Reed Saxon / AP
Sunday, Aug. 8, 2021 | 2 a.m.
When 139 desert tortoises were moved across a rural Nevada road to make way for the Yellow Pine Solar project in rural Nevada, it might not have seemed like a cause for concern. The animals weren’t going far, after all.
But what happened next at the 3,000-acre site south of Pahrump showed why relocating animals in the desert can be tricky — and risky for the wildlife involved. Thirty of the tortoises were killed in a five-week period, apparently by badgers. That amounted to about a third of the adult tortoises, a worrisome loss for a threatened species.
Why this happened is a mystery, as badgers usually don’t eat tortoises. But conservationists speculate that the extreme drought might have reduced populations of animals that badgers normally prey on, and that the tortoises’ unfamiliarity with their new habitat left them less able to protect themselves.

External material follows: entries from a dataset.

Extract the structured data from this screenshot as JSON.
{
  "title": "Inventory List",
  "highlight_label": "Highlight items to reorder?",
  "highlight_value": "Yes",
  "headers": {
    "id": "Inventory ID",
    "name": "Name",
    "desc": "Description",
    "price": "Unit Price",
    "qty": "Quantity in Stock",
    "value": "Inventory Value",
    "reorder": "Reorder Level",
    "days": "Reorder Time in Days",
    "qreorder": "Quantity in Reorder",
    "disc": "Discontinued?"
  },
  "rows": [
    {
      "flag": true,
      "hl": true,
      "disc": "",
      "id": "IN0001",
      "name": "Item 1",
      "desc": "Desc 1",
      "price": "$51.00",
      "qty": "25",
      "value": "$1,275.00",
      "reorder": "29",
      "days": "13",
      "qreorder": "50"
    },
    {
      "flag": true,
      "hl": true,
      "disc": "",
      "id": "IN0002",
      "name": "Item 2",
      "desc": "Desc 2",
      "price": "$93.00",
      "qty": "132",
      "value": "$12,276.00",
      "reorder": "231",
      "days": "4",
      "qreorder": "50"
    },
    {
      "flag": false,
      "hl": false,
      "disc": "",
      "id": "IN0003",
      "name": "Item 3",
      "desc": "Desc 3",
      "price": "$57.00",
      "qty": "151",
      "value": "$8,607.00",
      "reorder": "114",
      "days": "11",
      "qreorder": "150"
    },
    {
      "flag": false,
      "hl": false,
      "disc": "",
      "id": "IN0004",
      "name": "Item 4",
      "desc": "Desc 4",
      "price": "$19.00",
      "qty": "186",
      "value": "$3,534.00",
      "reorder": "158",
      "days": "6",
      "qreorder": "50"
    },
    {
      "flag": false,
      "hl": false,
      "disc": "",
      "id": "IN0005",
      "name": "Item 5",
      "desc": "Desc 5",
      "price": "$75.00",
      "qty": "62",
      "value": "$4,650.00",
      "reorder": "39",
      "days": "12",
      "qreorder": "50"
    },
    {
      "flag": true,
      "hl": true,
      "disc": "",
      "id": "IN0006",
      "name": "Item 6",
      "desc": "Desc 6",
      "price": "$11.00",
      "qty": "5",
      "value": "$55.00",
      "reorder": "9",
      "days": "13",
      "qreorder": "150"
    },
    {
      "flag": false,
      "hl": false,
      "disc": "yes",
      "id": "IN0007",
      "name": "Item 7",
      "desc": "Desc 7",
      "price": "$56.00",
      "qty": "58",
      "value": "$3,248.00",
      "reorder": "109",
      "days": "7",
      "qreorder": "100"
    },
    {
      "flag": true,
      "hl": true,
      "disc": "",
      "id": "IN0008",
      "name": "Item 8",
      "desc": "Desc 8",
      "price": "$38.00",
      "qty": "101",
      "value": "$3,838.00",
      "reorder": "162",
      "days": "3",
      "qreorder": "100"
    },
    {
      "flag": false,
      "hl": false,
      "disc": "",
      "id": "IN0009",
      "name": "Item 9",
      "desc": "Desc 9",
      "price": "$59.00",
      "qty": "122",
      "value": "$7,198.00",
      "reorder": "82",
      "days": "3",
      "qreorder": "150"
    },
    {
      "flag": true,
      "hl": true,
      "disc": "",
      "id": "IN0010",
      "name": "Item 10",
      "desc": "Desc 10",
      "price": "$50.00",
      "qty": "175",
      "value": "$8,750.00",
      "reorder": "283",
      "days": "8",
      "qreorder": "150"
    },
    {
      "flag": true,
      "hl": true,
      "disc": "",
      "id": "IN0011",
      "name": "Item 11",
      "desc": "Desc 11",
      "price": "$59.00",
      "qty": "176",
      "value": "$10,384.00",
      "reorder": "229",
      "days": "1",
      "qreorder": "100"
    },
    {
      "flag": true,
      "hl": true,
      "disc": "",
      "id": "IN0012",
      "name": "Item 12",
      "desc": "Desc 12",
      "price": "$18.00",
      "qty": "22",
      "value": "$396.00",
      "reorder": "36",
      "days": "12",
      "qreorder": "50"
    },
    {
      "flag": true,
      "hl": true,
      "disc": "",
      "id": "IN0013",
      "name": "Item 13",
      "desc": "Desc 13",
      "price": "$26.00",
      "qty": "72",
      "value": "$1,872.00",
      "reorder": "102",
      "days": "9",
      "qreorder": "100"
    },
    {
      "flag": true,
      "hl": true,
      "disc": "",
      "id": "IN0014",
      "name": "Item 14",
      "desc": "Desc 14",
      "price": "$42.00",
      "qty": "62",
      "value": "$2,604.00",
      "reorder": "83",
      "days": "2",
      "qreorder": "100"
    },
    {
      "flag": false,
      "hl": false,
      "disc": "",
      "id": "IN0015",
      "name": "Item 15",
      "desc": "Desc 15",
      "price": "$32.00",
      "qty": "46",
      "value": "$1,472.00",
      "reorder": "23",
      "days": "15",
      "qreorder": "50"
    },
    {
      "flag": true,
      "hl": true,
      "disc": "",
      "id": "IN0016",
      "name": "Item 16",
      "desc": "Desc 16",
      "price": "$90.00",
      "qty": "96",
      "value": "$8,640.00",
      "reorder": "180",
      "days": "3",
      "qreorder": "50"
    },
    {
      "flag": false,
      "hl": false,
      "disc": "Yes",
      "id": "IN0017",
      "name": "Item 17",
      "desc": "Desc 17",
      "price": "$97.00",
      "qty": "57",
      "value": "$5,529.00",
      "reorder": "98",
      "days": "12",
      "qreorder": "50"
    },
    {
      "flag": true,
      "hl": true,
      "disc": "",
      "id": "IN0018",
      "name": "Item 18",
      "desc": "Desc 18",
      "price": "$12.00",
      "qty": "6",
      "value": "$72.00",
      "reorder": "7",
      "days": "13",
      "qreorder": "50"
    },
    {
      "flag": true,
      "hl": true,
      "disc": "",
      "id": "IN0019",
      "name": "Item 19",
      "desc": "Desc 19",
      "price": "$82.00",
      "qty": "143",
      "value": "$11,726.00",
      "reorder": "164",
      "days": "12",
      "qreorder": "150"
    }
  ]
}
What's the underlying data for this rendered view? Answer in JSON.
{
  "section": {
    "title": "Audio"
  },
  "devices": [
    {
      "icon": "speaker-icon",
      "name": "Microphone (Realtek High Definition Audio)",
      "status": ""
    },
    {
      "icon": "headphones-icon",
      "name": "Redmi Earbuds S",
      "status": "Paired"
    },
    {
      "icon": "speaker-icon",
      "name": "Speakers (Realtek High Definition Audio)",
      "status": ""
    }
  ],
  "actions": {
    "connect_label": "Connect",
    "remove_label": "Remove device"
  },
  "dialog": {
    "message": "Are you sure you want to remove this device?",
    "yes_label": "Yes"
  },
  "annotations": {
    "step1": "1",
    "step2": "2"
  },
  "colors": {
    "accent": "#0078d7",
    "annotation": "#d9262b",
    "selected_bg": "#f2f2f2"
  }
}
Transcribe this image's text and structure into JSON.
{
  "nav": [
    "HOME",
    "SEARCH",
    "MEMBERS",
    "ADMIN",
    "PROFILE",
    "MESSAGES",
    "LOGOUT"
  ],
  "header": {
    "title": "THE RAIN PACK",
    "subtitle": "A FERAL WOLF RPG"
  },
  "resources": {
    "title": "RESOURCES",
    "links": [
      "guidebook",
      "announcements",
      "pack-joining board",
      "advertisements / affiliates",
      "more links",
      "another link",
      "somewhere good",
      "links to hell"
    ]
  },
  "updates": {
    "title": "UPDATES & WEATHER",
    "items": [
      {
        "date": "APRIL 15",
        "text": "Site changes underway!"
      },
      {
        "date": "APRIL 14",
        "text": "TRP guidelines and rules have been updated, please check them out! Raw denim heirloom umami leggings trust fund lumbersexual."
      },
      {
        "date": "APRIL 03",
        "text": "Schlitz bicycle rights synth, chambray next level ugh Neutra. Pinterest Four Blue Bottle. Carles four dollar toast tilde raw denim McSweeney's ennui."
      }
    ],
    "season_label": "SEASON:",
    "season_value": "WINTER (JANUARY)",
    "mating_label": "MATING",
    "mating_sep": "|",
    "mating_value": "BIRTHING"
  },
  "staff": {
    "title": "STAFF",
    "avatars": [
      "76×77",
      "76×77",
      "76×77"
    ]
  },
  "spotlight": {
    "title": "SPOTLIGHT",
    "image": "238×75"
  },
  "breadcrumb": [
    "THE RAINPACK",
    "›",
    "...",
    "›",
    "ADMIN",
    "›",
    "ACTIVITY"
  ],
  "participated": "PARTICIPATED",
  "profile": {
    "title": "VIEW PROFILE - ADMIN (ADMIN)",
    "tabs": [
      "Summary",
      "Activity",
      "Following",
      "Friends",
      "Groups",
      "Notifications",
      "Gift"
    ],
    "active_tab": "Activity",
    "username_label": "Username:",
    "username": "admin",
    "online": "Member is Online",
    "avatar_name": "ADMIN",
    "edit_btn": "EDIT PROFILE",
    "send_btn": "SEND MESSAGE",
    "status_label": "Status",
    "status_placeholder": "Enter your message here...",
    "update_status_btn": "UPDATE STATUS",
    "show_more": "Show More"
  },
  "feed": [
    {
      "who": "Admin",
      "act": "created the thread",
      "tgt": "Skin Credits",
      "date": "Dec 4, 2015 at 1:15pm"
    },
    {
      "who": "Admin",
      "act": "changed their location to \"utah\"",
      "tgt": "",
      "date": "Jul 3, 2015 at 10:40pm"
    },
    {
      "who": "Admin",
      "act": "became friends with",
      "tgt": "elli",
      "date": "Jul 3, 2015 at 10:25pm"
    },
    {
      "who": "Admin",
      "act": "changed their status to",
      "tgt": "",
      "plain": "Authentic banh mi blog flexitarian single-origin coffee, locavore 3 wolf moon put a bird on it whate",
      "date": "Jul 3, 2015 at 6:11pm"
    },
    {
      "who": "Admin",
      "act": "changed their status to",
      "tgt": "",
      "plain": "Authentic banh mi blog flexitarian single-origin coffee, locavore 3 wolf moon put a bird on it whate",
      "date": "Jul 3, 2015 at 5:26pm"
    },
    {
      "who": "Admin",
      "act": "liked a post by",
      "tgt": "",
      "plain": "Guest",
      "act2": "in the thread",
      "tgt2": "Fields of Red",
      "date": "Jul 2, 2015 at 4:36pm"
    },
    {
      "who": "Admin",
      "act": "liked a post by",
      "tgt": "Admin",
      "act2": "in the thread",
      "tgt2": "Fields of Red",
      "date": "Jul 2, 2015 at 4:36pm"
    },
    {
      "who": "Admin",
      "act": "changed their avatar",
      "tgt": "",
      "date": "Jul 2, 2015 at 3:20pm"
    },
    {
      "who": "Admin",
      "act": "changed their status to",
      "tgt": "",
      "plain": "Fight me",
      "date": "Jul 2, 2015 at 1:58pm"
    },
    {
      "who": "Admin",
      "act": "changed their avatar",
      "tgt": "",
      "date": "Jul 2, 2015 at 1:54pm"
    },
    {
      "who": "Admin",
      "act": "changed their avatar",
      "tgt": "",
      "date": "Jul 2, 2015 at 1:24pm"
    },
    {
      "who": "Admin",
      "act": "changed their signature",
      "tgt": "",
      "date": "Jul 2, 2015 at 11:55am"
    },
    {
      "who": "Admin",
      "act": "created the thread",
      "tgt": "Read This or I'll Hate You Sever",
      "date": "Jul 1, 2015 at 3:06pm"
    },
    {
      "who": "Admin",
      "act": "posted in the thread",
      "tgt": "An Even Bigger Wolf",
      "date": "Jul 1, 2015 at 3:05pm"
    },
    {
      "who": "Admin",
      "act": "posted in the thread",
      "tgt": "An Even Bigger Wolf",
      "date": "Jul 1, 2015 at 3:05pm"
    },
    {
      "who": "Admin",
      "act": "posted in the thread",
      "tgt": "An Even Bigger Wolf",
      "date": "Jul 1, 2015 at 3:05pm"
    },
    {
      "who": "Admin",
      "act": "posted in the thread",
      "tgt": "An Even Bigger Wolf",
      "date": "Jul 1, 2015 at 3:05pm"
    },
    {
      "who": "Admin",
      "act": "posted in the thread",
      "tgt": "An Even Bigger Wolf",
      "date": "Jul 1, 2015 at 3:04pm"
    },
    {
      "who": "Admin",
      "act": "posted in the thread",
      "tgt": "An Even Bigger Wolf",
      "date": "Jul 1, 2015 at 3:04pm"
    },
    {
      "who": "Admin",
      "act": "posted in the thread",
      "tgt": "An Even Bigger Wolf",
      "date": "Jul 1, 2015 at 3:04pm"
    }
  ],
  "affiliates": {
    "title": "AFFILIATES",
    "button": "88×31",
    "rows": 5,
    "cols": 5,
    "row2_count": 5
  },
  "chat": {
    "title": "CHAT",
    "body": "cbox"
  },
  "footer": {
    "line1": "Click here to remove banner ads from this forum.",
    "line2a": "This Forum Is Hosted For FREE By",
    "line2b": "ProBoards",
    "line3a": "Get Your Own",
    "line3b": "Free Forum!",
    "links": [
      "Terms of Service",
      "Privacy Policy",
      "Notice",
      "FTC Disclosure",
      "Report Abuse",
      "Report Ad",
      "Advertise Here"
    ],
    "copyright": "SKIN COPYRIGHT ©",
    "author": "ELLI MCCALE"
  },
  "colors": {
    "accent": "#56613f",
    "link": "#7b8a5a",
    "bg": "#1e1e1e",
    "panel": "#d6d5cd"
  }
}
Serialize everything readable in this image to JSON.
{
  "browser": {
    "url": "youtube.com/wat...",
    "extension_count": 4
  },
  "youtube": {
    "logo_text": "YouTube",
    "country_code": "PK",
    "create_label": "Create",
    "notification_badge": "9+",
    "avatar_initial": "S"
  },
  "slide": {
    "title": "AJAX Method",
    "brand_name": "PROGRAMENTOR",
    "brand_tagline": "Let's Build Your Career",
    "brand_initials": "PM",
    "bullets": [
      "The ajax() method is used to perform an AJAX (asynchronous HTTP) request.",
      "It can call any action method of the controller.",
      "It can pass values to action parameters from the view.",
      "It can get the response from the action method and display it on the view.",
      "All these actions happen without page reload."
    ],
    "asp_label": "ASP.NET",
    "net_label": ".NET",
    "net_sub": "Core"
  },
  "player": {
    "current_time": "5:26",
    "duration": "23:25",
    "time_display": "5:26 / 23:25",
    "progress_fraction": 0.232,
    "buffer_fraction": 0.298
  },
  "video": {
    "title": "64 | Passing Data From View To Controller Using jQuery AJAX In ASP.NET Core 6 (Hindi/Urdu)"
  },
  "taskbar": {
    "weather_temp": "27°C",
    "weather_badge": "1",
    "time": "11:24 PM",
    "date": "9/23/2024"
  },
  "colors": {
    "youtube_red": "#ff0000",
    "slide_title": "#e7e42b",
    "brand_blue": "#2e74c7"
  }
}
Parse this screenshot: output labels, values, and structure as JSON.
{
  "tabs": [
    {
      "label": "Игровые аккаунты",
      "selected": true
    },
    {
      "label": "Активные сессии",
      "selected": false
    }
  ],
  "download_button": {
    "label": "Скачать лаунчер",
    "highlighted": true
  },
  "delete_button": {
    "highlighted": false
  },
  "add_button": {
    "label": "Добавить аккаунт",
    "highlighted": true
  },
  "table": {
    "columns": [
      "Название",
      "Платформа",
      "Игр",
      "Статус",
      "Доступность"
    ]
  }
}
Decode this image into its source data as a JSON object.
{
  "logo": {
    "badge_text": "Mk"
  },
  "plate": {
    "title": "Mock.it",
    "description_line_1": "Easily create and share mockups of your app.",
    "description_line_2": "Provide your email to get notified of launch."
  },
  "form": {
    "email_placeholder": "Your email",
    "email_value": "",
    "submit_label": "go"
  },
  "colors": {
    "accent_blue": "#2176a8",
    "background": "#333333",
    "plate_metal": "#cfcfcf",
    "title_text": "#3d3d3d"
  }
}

This certainly seems plausible. Animal experts say studies have shown other instances of drought forcing predators to change their diets — for example, coyotes also have been known to eat desert tortoises, which generally aren’t on their menu, after die-offs of rabbits, rodents and other prey animals.
Meanwhile, even though the tortoises were moved a short distance, this was new territory for them. The slow-moving animals don’t have a huge range, so they wouldn’t have known where to find burrows and other shelters in the new territory in which to escape threats.
While more study is forthcoming, and while numerous groups in the public and private sector are working to protect the desert tortoise, the situation at Yellow Pine underscores the environmental dangers of large-scale solar development in wildland areas.
We like both tortoises and solar power, and we believe there are ways to develop solar arrays that exist in harmony with desert wildlife. One way is to build them in areas that have already been developed — abandoned mines, rooftops, etc.
Meanwhile, why not also think big, and redesign large-scale solar development in a wildlife-friendly manner? Most arrays are built very close to the ground and in densely packed configurations. Raise the panels off the ground and redesign the arrays with corridors between them, and the impact for wildlife is reduced.
For now, the drawback for construction in developed areas is that property in urban areas is generally more expensive than rural land and many old mining sites aren’t near transmission lines.
This begs for Nevada decision-makers to constantly keep an eye open for opportunities to incentivize solar generation on developed property, expand the transmission grid to reach developed properties and be creative in finding ways to limit the environmental impact of development that does occur on wildlands.
No question, Nevada must boost our solar capacity. In a place where the sun shines most days of the year, we’re sitting on a 21st century gold mine in the form of our potential to become a global leader in solar generation.
And as we can see from the wildfires, intense drought and the growing bathtub ring at Lake Mead, proliferation of clean energy is critically needed to address climate change.
But to paraphrase an old statement about war, we can’t destroy the environment in order to save it. We can’t sacrifice the desert tortoise, or any other organism whose survival is critical to maintaining the balance of life in the desert, in the name of clean energy.
The Yellow Pine situation shows just how delicate that balance can be. State leaders should take heed and strive for solutions that keep wildlife safe and let us reach our solar potential.